Directors
making an honest but ultimately fruitless effort to rescue insolvent companies
are treated sympathetically by the courts when assessing damages.
A non-executive director of NZNet
Internet Services Ltd did not have to pay any damages despite being in breach
of directors’ duties before the company went into liquidation in November 2011
with unpaid debts of some $1.08 million.
Three NZNet directors were held liable in the High Court for breaches of
the Companies Act; managing director and majority shareholder Mr Stephen
Andrews was held liable for $1.08 million (for acting recklessly and in breach
of his duty of care as a director); marketing director Mr George Thomas was
held liable for $83,800 (for failing to look after creditors’ interests in the
last three months of the company’s life); and financial adviser and
non-executive director Mr Rowan Johnston was held liable for acting recklessly
as a director, but was not ordered to pay damages. He had lent over $460,000 of his own money to
the company in a failed attempt to turn round the business. The debt owed him by NZNet exceeded any loss
attributable to his breach of directors’ duties.
Liquidators Waterstone Insolvency
appealed the High Court ruling that Mr Johnston was not liable to contribute
cash despite being held to have acted recklessly.
Evidence was given that majority
shareholder Mr Andrews sought financial help from Mr Johnston for NZNet two
years before the company went into liquidation.
The company was short of cash. The
two were personal friends of over 30 years standing. With degrees in economics and finance, Mr
Johnstone was employed by Forsyth Barr.
He agreed to inject $220,000 equity capital into the business after asking
searching questions of Mr Andrews about the company’s financial position. He was to later learn on becoming a
non-executive director that Mr Andrews had lied: tax debts were seriously
understated and there was no full disclosure of the extent of company spending
on Mr Andrews’ corporate credit card. A
manic period of fire-fighting followed as Mr Johnstone kept pouring his own
money into the company to pay pressing company debts. He spent weekends free of his Forsyth Barr
responsibilities attempting to identify NZNet’s current financial position, to finalise
budgets to achieve profitable trading and to find ways to boost future revenue. After Mr Andrews’ unilateral decision to
commit the company to an advertising contract costing some $89,800, NZNet went
into liquidation insolvent.
The Court ruled that a non-executive
director cannot be liable for trading recklessly where the company’s true
financial position is not known, despite reasonable enquries, because of
concealment by other directors or by senior management. By contrast, a “sleeping” director who does
not make any attempt to ask questions or make enquiries will be liable.
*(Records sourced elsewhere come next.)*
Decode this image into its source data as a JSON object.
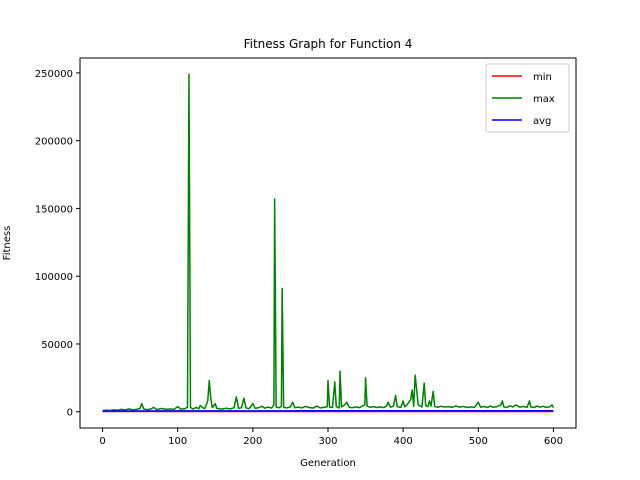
{
  "chart_data": {
    "type": "line",
    "title": "Fitness Graph for Function 4",
    "xlabel": "Generation",
    "ylabel": "Fitness",
    "xlim": [
      -30,
      630
    ],
    "ylim": [
      -12000,
      261000
    ],
    "xticks": [
      0,
      100,
      200,
      300,
      400,
      500,
      600
    ],
    "yticks": [
      0,
      50000,
      100000,
      150000,
      200000,
      250000
    ],
    "grid": false,
    "legend_position": "top-right",
    "series": [
      {
        "name": "min",
        "color": "#ff0000",
        "points": [
          [
            0,
            200
          ],
          [
            600,
            200
          ]
        ]
      },
      {
        "name": "max",
        "color": "#008000",
        "points": [
          [
            0,
            800
          ],
          [
            5,
            1200
          ],
          [
            10,
            900
          ],
          [
            15,
            1500
          ],
          [
            20,
            1100
          ],
          [
            25,
            1800
          ],
          [
            30,
            1300
          ],
          [
            35,
            2100
          ],
          [
            40,
            1400
          ],
          [
            45,
            1700
          ],
          [
            50,
            2500
          ],
          [
            52,
            6000
          ],
          [
            55,
            2000
          ],
          [
            60,
            1500
          ],
          [
            65,
            2200
          ],
          [
            68,
            3200
          ],
          [
            72,
            1600
          ],
          [
            78,
            2400
          ],
          [
            85,
            1800
          ],
          [
            90,
            2000
          ],
          [
            95,
            1700
          ],
          [
            100,
            3800
          ],
          [
            104,
            1900
          ],
          [
            110,
            2300
          ],
          [
            113,
            3500
          ],
          [
            115,
            249000
          ],
          [
            117,
            3200
          ],
          [
            120,
            2000
          ],
          [
            125,
            3200
          ],
          [
            128,
            2100
          ],
          [
            130,
            4600
          ],
          [
            133,
            3100
          ],
          [
            136,
            2300
          ],
          [
            140,
            8000
          ],
          [
            142,
            23000
          ],
          [
            144,
            10000
          ],
          [
            146,
            3000
          ],
          [
            150,
            6000
          ],
          [
            152,
            2500
          ],
          [
            158,
            1900
          ],
          [
            165,
            2600
          ],
          [
            170,
            2100
          ],
          [
            175,
            2900
          ],
          [
            178,
            11000
          ],
          [
            181,
            2500
          ],
          [
            185,
            3000
          ],
          [
            188,
            10000
          ],
          [
            191,
            2800
          ],
          [
            195,
            2200
          ],
          [
            200,
            6000
          ],
          [
            203,
            2500
          ],
          [
            208,
            3000
          ],
          [
            212,
            4000
          ],
          [
            216,
            2600
          ],
          [
            220,
            3400
          ],
          [
            225,
            2700
          ],
          [
            228,
            5000
          ],
          [
            229,
            157000
          ],
          [
            231,
            3500
          ],
          [
            235,
            2900
          ],
          [
            238,
            4000
          ],
          [
            239,
            91000
          ],
          [
            241,
            3200
          ],
          [
            245,
            2800
          ],
          [
            250,
            3600
          ],
          [
            253,
            7000
          ],
          [
            256,
            2900
          ],
          [
            260,
            3400
          ],
          [
            265,
            2800
          ],
          [
            270,
            3900
          ],
          [
            275,
            3100
          ],
          [
            280,
            2700
          ],
          [
            285,
            4100
          ],
          [
            290,
            2800
          ],
          [
            295,
            3300
          ],
          [
            299,
            3700
          ],
          [
            300,
            23000
          ],
          [
            302,
            3500
          ],
          [
            306,
            3100
          ],
          [
            309,
            22000
          ],
          [
            311,
            3700
          ],
          [
            315,
            2800
          ],
          [
            316,
            30000
          ],
          [
            318,
            3500
          ],
          [
            322,
            5000
          ],
          [
            325,
            7000
          ],
          [
            328,
            3400
          ],
          [
            332,
            2900
          ],
          [
            337,
            3600
          ],
          [
            342,
            3000
          ],
          [
            345,
            4000
          ],
          [
            349,
            5000
          ],
          [
            350,
            25000
          ],
          [
            352,
            4200
          ],
          [
            356,
            3300
          ],
          [
            360,
            3800
          ],
          [
            365,
            3100
          ],
          [
            370,
            3600
          ],
          [
            374,
            3000
          ],
          [
            378,
            4200
          ],
          [
            380,
            7000
          ],
          [
            383,
            3400
          ],
          [
            387,
            4000
          ],
          [
            390,
            12000
          ],
          [
            392,
            3800
          ],
          [
            397,
            3200
          ],
          [
            400,
            8000
          ],
          [
            402,
            3600
          ],
          [
            405,
            5000
          ],
          [
            410,
            9000
          ],
          [
            412,
            16000
          ],
          [
            414,
            4000
          ],
          [
            416,
            27000
          ],
          [
            418,
            16000
          ],
          [
            420,
            5000
          ],
          [
            423,
            4200
          ],
          [
            425,
            3500
          ],
          [
            428,
            21000
          ],
          [
            430,
            4500
          ],
          [
            433,
            3800
          ],
          [
            435,
            8000
          ],
          [
            437,
            4100
          ],
          [
            440,
            15000
          ],
          [
            442,
            3900
          ],
          [
            446,
            3300
          ],
          [
            450,
            4000
          ],
          [
            455,
            3500
          ],
          [
            460,
            3800
          ],
          [
            465,
            3200
          ],
          [
            470,
            4300
          ],
          [
            475,
            3400
          ],
          [
            480,
            3900
          ],
          [
            485,
            3100
          ],
          [
            490,
            3600
          ],
          [
            495,
            3200
          ],
          [
            500,
            7000
          ],
          [
            503,
            3400
          ],
          [
            508,
            3900
          ],
          [
            512,
            3100
          ],
          [
            516,
            4200
          ],
          [
            520,
            3300
          ],
          [
            525,
            3800
          ],
          [
            530,
            5000
          ],
          [
            532,
            8000
          ],
          [
            534,
            3600
          ],
          [
            538,
            3100
          ],
          [
            542,
            4400
          ],
          [
            546,
            3500
          ],
          [
            550,
            5000
          ],
          [
            555,
            3400
          ],
          [
            560,
            3900
          ],
          [
            565,
            3200
          ],
          [
            568,
            8000
          ],
          [
            570,
            3600
          ],
          [
            574,
            3100
          ],
          [
            578,
            4200
          ],
          [
            582,
            3400
          ],
          [
            586,
            4000
          ],
          [
            590,
            3300
          ],
          [
            595,
            3600
          ],
          [
            598,
            5000
          ],
          [
            600,
            3000
          ]
        ]
      },
      {
        "name": "avg",
        "color": "#0000ff",
        "points": [
          [
            0,
            500
          ],
          [
            100,
            600
          ],
          [
            200,
            650
          ],
          [
            300,
            700
          ],
          [
            400,
            700
          ],
          [
            500,
            720
          ],
          [
            600,
            700
          ]
        ]
      }
    ]
  }
}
The Court said Mr Johnston made a
thorough assessment of the company before becoming a director. He had no way of knowing at that point that
his long-standing friend was lying about the company’s financial position and
its prospects. He had no independent way
of knowing the true state of the company’s tax debts.
Six months into his involvement with the
company, Mr Johnston had a better picture of the company’s difficult financial
position, the Court said. He then used
his expertise and best endeavours to improve the company’s position including
paying company debts and seeking to improve its financial management. A further six months on, Mr Johnston should
have been aware there was little hope, the Court said. Sales were growing, but so too did mounting
evidence of Mr Andrew’s ill-disciplined and incompetent management. Mr Johnston should have resigned, the Court said. He was reckless and in breach of creditor
interests to carry on from this point.
Mr Johnston was liable to contribute to creditor losses arising from
this date.
The Court of Appeal confirmed the earlier
High Court ruling that any damages payable for a breach of directors’ duties
beyond this point were less than the $460,000 Mr Johnston had lent the company
to meet pressing debts. He was not
required to contribute further. In the
liquidation, Mr Johnston is the company’s biggest creditor.